Она аккуратно положила шинель на перила, спустилась в сад.
Пошла по дорожке вглубь, не чувствуя холода.
«Так вот что за пятна! Какая мерзость! И какая мерзость знать и думать об этом. На этом — все. Пусть всю жизнь играет на своей флейте, а не на мне. На этом — все… Сцепить зубы и ждать окончания Академии, потом к Анне в Харьков. Сцепить зубы».
Никто, ничего не заметил, она всегда была молчаливой.
Только Женя, приехавшая из Берлина ненадолго обустроить квартиру, они должны были вернуться весной, спросила:
— Надя, что с тобой происходит? Год назад ты была совсем другой, сейчас ты как будто скрученная, знаешь, как осенние листья бывают. Тебя что-то гнетет?
— Мне все надоело.
На самом деле точнее было сказать: «Мне все равно». Ей было безразлично, что происходит вокруг. Что бы она ни делала, думала: «Неважно. Все равно». Только где-то впереди мерцал слабый огонек — бегство в Харьков, там ждала свобода и, значит, спасение. Руфина попросила взять какую-то рукопись на время. Она понимала — брать нельзя, но взяла, потому что и это было «все равно».
Лишь один раз словно очнувшись ненадолго, вернулась к действительности.
В декабре сидели с Мякой в спальне. Мяка у окна штопала, она стояла у кульмана. Оторвалась от чертежа, глянула в окно, давая отдых глазам. И вдруг стены Храма Христа Спасителя поднялись вместе с остовами куполов и упали, окутавшись клубами то ли пыли, то ли дыма. Раздался тяжелый вздох земли, задребезжало стекло.

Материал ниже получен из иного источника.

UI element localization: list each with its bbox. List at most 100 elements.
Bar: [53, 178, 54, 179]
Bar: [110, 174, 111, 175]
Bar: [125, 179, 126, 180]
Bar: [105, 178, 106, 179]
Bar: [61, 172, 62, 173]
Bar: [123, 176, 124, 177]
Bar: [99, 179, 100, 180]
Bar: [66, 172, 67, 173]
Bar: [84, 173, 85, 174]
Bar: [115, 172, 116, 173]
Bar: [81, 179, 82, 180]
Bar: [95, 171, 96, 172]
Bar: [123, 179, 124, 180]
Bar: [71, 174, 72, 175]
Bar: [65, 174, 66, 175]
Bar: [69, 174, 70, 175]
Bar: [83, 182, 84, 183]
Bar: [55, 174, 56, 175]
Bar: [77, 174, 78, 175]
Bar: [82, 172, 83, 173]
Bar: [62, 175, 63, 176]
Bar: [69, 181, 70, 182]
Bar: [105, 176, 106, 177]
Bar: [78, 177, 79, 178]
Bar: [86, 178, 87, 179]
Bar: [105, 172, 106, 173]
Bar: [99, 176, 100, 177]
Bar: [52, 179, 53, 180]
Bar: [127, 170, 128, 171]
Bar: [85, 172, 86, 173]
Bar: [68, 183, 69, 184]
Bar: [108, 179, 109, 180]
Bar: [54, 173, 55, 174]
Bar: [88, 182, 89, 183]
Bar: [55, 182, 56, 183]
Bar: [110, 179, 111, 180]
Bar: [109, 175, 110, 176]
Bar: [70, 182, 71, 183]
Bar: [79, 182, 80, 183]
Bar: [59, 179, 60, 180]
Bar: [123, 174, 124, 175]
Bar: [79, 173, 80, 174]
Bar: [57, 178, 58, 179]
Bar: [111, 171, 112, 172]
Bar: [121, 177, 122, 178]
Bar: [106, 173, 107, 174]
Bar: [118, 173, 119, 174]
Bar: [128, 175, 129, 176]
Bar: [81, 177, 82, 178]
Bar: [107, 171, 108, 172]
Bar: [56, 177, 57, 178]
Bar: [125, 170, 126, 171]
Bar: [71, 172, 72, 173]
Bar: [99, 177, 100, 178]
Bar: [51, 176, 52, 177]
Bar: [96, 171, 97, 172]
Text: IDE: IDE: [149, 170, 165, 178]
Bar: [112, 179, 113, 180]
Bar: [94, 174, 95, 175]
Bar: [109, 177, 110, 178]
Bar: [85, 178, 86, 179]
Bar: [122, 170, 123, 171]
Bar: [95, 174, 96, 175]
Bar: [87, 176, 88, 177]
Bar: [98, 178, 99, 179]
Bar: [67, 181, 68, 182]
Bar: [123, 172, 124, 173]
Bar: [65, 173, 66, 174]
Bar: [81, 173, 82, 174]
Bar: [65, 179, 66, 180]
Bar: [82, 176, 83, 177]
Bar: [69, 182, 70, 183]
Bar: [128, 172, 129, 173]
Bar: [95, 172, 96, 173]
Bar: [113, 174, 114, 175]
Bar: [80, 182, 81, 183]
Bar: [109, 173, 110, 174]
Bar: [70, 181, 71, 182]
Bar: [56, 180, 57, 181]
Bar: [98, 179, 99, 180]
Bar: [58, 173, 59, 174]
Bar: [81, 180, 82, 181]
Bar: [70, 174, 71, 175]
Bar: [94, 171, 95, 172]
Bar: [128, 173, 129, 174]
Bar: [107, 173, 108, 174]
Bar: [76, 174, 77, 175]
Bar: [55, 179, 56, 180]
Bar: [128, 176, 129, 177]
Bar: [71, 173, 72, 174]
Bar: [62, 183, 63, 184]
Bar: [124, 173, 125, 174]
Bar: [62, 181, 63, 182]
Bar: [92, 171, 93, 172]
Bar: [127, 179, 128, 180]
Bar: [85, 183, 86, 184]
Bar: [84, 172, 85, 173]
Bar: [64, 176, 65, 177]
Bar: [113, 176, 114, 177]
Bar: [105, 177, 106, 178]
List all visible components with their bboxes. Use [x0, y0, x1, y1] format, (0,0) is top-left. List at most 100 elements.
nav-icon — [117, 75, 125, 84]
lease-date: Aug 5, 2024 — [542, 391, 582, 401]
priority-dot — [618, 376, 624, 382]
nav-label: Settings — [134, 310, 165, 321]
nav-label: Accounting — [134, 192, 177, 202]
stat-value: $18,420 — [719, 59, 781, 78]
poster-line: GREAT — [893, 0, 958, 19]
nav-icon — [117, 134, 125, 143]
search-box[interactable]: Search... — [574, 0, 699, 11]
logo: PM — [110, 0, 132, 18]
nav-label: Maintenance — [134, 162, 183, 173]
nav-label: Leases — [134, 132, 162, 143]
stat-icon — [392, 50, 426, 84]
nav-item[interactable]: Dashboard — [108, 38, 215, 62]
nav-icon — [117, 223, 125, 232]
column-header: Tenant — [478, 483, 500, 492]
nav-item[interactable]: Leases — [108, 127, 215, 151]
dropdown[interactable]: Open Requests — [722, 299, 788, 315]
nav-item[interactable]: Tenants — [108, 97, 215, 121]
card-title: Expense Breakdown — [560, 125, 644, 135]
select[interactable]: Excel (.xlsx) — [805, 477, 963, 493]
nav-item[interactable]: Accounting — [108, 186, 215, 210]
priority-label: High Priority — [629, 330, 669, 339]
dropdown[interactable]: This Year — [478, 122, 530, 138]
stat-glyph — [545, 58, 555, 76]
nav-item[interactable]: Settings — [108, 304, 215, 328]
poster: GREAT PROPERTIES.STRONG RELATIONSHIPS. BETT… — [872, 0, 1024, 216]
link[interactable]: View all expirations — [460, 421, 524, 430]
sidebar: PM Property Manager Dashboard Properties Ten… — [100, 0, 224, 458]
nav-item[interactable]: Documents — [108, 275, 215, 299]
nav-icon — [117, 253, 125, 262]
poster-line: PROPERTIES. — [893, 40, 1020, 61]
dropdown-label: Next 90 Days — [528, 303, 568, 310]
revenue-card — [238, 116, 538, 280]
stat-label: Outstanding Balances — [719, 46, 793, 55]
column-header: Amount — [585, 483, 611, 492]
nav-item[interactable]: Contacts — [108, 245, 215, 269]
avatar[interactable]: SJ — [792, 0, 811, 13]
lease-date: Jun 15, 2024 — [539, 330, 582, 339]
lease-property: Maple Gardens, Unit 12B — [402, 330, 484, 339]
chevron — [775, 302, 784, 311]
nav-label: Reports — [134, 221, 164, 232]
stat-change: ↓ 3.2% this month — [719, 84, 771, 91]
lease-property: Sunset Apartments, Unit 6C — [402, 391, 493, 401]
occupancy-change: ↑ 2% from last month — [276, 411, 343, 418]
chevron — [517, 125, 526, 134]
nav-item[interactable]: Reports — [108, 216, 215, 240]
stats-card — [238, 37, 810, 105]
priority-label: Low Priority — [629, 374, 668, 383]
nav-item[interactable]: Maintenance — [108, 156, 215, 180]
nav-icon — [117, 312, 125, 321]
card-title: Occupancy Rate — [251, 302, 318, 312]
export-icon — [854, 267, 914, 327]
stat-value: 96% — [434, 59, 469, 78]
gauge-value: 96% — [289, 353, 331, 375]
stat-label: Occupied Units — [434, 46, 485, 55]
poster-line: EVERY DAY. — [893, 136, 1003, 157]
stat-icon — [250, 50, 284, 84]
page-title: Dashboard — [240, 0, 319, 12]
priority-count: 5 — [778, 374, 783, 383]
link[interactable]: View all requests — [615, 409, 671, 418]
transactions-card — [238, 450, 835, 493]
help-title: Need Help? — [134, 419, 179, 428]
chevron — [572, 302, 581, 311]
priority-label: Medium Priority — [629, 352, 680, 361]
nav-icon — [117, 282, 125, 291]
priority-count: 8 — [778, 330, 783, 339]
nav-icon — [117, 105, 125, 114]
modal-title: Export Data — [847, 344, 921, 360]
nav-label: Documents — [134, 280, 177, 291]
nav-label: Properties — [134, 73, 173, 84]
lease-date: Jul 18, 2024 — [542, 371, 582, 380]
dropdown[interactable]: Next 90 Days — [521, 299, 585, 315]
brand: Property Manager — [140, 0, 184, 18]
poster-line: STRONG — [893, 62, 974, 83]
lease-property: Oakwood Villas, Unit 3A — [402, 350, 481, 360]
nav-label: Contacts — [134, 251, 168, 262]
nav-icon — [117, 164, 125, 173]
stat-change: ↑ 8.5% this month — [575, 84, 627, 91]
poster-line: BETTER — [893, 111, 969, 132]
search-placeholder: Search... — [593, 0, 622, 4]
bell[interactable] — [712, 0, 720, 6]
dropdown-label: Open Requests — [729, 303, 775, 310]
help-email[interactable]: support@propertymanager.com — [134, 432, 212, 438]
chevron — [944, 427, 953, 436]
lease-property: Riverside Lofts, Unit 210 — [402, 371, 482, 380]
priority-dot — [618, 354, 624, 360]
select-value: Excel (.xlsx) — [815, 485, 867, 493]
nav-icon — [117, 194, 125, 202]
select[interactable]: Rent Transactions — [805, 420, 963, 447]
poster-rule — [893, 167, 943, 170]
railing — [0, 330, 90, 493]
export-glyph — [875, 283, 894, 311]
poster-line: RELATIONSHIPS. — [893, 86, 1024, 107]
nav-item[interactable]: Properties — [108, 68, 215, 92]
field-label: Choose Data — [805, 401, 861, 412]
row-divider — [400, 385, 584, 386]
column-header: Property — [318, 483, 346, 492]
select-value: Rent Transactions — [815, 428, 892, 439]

— Господи, что это? — Мяка привстала. — А где Храм? Неужто взорвали? — она начала мелко креститься. — Господи, Господи, беда-то какая. Это что ж такое, Надежда Сергеевна? Как же можно, ведь на него всем миром собирали. Теперь жди беды…
Ее мягкое лицо тряслось, глаза наполнились слезами. Она почти выбежала из комнаты. И так уже сказала лишнее.
К обеду не вышла, сказавшись больной.
— Почему Александры нет? — спросил Иосиф, любивший Мяку.